There was only one thing that would really keep him quiet, and that was a conversation about Quebec. The glories of that wonderful city entranced his thoughts. He was already floating, in imagination, with the vast throngs of people that filled its splendid streets, looking up at the stately houses and churches with their glittering roofs of tin, and staring his fill at the magnificent shop-windows, where all the luxuries of the world were displayed. He had heard that there were more than a hundred shops–separate shops for all kinds of separate things: some for groceries, and some for shoes, and some for clothes, and some for knives and axes, and some for guns, and many shops where they sold only jewels–gold rings, and diamonds, and forks of pure silver. Was it not so?

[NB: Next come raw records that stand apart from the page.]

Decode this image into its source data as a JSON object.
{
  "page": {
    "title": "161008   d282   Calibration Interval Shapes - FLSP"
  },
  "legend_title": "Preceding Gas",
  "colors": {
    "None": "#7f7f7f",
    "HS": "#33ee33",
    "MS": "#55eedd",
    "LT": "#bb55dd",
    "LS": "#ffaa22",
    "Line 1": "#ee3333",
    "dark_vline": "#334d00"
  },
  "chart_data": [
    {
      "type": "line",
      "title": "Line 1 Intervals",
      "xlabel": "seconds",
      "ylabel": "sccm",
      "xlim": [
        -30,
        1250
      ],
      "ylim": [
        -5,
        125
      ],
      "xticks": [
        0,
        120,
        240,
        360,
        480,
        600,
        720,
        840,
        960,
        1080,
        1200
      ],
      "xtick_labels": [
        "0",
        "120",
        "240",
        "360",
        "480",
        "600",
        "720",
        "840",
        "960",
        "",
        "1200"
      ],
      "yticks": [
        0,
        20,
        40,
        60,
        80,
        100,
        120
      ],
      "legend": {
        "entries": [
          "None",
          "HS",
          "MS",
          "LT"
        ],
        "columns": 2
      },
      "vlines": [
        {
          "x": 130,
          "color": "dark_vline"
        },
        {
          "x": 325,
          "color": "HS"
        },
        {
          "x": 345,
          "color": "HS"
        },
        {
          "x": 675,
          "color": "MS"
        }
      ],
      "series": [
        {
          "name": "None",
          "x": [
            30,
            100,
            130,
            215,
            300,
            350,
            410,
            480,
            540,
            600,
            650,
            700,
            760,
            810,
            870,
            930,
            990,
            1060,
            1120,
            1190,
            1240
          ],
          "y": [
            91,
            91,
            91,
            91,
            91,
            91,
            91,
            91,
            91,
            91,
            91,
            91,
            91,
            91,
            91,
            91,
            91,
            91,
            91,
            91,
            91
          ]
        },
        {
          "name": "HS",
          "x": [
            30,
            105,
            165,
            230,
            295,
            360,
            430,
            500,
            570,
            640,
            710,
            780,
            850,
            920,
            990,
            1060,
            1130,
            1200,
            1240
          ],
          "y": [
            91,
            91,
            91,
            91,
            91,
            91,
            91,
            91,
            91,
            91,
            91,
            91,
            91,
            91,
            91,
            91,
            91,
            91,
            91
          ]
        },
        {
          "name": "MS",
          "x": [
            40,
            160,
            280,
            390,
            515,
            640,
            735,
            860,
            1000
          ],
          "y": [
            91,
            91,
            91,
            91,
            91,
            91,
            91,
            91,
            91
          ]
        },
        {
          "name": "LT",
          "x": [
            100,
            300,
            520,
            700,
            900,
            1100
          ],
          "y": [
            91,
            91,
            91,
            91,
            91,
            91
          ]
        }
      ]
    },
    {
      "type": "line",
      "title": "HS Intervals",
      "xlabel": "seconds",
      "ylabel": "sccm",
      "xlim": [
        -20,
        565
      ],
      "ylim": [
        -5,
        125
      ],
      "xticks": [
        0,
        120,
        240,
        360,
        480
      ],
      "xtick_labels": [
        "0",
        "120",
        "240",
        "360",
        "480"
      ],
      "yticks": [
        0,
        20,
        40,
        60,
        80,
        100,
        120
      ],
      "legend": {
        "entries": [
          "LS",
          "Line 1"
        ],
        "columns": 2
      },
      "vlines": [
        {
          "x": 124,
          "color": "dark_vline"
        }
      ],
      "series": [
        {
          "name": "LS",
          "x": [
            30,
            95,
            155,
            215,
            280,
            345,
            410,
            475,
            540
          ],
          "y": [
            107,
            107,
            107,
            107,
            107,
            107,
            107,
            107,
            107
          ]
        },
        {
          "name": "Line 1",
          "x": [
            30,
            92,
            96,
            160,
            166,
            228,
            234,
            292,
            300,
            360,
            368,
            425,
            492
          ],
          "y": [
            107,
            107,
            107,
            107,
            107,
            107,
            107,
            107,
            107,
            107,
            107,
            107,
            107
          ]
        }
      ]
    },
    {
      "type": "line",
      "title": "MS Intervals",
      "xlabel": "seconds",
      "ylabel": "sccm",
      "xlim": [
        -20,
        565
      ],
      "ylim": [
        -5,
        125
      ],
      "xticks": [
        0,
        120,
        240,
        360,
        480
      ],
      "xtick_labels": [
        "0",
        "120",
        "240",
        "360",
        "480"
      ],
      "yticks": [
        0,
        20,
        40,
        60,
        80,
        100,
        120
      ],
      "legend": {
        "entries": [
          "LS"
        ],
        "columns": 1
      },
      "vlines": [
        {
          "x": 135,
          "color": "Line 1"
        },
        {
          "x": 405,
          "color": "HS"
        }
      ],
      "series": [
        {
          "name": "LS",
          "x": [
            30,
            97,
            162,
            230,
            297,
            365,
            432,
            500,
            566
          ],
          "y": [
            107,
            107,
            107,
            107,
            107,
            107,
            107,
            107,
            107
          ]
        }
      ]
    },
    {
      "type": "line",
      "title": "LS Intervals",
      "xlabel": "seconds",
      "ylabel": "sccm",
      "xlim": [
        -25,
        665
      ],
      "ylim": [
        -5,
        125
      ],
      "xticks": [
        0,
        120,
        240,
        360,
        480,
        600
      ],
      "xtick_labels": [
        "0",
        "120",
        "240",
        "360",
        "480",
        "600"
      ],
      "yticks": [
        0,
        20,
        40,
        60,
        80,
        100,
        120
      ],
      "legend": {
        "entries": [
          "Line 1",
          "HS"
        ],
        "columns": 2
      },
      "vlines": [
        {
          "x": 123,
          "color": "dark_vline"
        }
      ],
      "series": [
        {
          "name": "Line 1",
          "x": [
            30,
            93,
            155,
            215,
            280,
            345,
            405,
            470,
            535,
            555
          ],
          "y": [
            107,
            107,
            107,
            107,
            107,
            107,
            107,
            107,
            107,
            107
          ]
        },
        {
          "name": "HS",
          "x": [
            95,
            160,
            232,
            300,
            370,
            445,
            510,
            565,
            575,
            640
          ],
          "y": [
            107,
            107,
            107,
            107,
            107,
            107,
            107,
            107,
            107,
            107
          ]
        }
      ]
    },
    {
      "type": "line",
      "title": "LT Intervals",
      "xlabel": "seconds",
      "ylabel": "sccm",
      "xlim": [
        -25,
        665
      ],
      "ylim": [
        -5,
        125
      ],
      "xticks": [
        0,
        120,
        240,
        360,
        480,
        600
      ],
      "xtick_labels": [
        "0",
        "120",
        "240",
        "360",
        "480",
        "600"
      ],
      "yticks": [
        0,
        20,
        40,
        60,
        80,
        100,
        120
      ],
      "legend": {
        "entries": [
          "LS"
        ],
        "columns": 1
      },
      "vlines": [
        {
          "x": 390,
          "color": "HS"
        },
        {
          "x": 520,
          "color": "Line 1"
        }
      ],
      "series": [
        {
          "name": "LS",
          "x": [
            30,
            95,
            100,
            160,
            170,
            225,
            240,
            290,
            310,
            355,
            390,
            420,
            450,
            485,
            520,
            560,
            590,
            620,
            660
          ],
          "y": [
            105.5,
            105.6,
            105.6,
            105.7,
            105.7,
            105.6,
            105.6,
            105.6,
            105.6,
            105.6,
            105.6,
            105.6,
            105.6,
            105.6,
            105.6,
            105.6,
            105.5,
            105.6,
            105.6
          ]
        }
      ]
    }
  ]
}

He pictured himself, side by side with his goodwife, in the salle a manger of the Hotel Richelieu, ordering their dinner from a printed bill of fare. Side by side they were walking on the Dufferin Terrace, listening to the music of the military band. Side by side they were watching the wonders of the play at the Theatre de l’Etoile du Nord. Side by side they were kneeling before the gorgeous altar in the cathedral. And then they were standing silent, side by side, in the asylum of the orphans, looking at brown eyes and blue, at black hair and yellow curls, at fat legs and rosy cheeks and laughing mouths, while the Mother Superior showed off the little boys and girls for them to choose. This affair of the choice was always a delightful difficulty, and here his fancy loved to hang in suspense, vibrating between rival joys.